UK Study Finds HBIG-Free Prophylaxis Viable After Liver Transplant for Hep B
A 13-year UK analysis of 273 liver transplant patients finds HBIG maintenance may be unnecessary, with NA-only prophylaxis offering a cost-effective alternative.
Summary
A major UK retrospective study spanning 2010–2023 examined how hepatitis B immunoglobulin (HBIG) is used after liver transplantation across seven transplant centers. Despite wide variation in protocols, outcomes were similar regardless of HBIG dose or duration. Only 5.1% of patients experienced HBV recurrence within 12 months, and the main risk factor was triple immunosuppression — not HBIG regimen. Survival rates were strong at 98.2% at one year and 80.6% at seven years. The findings suggest that indefinite HBIG maintenance — an expensive standard practice — may be unnecessary for most patients, and that nucleoside analogue-only prophylaxis could be a safe, cost-effective alternative. Prospective trials are needed to confirm this shift in practice.
Detailed Summary
Hepatitis B virus (HBV) recurrence after liver transplantation has historically been prevented using a combination of hepatitis B immunoglobulin (HBIG) and nucleos(t)ide analogues (NAs).
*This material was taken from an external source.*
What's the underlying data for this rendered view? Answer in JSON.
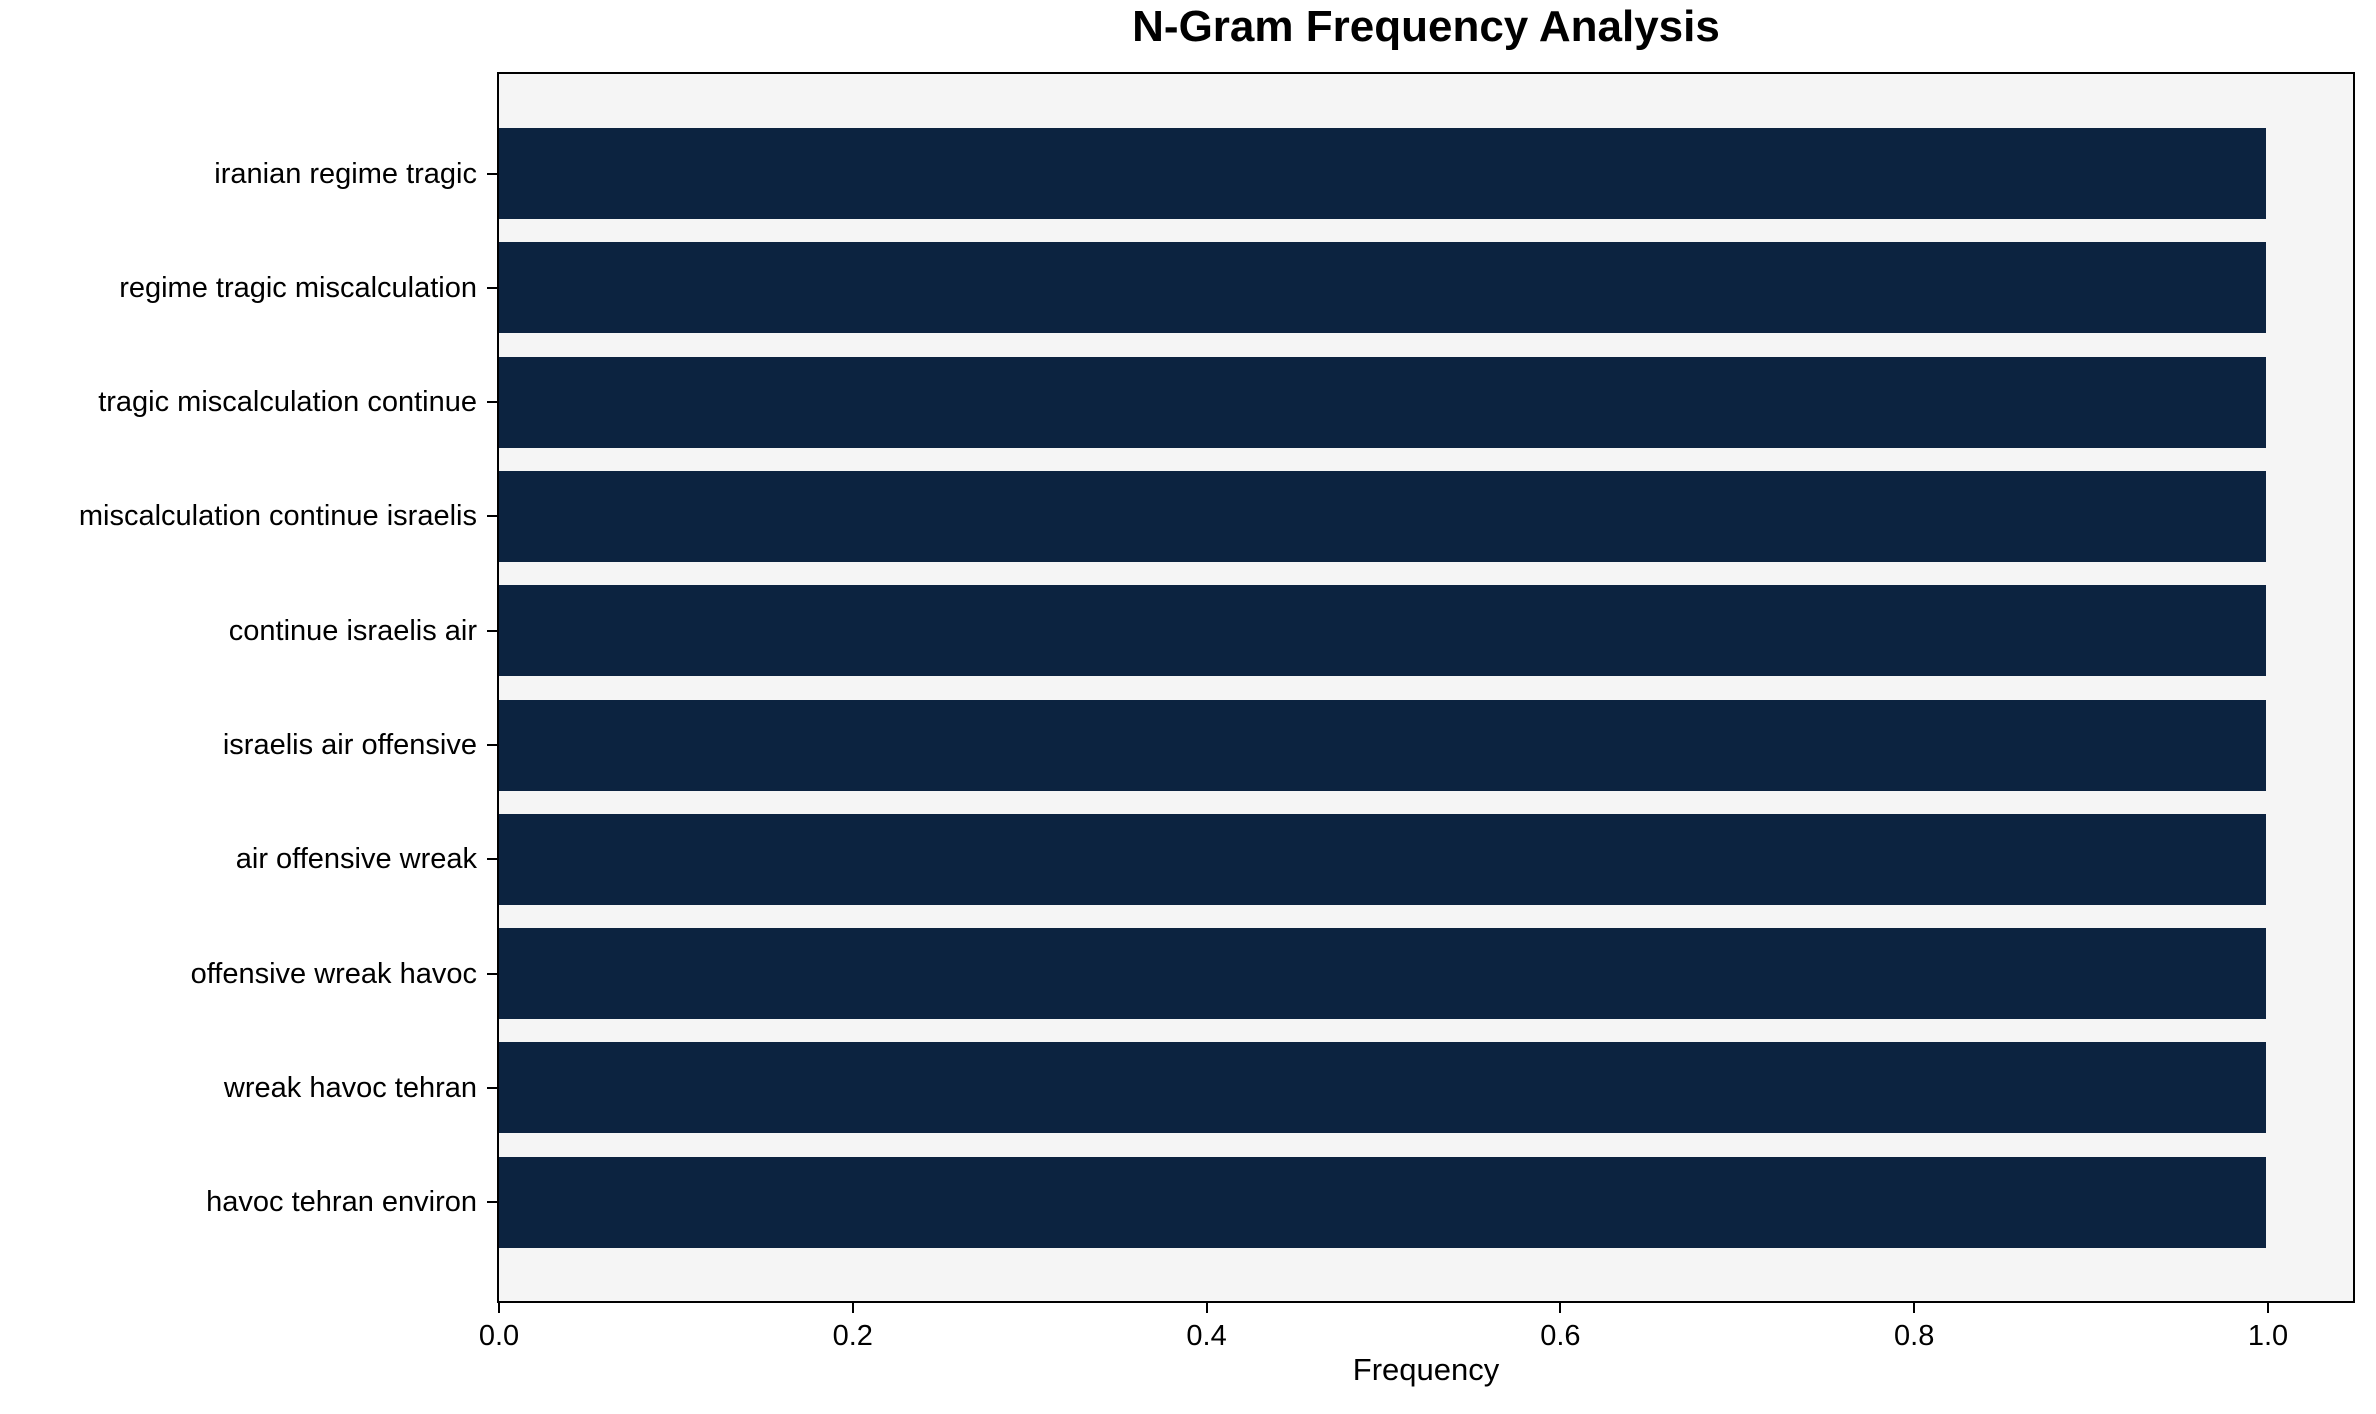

HBIG is expensive, requires ongoing administration, and protocols vary widely between centers — raising questions about whether indefinite use is truly necessary.
This retrospective UK study analyzed all HBV-related liver transplants performed between 2010 and 2023 across seven major transplant centers, covering 273 patients. Researchers assessed post-transplant HBV prophylaxis protocols, recurrence rates, survival outcomes, and the cost implications of different HBIG strategies.
Despite 81.7% of patients being classified as high risk for HBV recurrence, outcomes did not differ meaningfully based on HBIG dose or duration. HBV recurrence occurred in just 5.1% of patients within 12 months. Multivariate analysis identified triple immunosuppression as the only significant independent predictor of recurrence. Survival at one, five, and seven years was 98.2%, 88.3%, and 80.6%, respectively. Notably, only lower IV HBIG doses in the first week post-transplant were associated with increased seven-year mortality — suggesting early dosing may matter more than long-term maintenance.
The study found enormous variation in HBIG protocols across UK centers, with 54.6% of patients continuing HBIG for a median of 119 days. This inconsistency, combined with the lack of outcome differences, supports a move toward HBIG-free maintenance strategies using NAs alone for most patients.
Caveats include the retrospective design, potential selection bias across centers, and the fact that this summary is based on the abstract only. Prospective randomized studies are needed to validate HBIG-free protocols and guide standardized national guidelines.
Key Findings
- HBV recurrence occurred in only 5.1% of patients within 12 months post-liver transplant.
- Triple immunosuppression — not HBIG dose or duration — was the key independent predictor of HBV recurrence.
- Survival rates were strong: 98.2% at 1 year, 88.3% at 5 years, and 80.6% at 7 years.
- Wide variation in HBIG protocols across UK centers produced no meaningful difference in outcomes.
- HBIG-free maintenance prophylaxis using nucleoside analogues alone appears feasible and cost-effective for most patients.
Methodology
Retrospective cohort study of 273 HBV-related liver transplants across seven UK centers from 2010 to 2023. Outcomes assessed included HBV recurrence, overall survival, and HBIG cost comparisons across protocols. Multivariate and Cox regression analyses were used to identify predictors of recurrence and mortality.
Study Limitations
The retrospective design introduces potential selection bias and confounding across heterogeneous center protocols. Summary is based on the abstract only, so full methodology, patient subgroup analyses, and cost data cannot be fully evaluated. Prospective randomized trials are required before HBIG-free strategies can be broadly adopted as standard of care.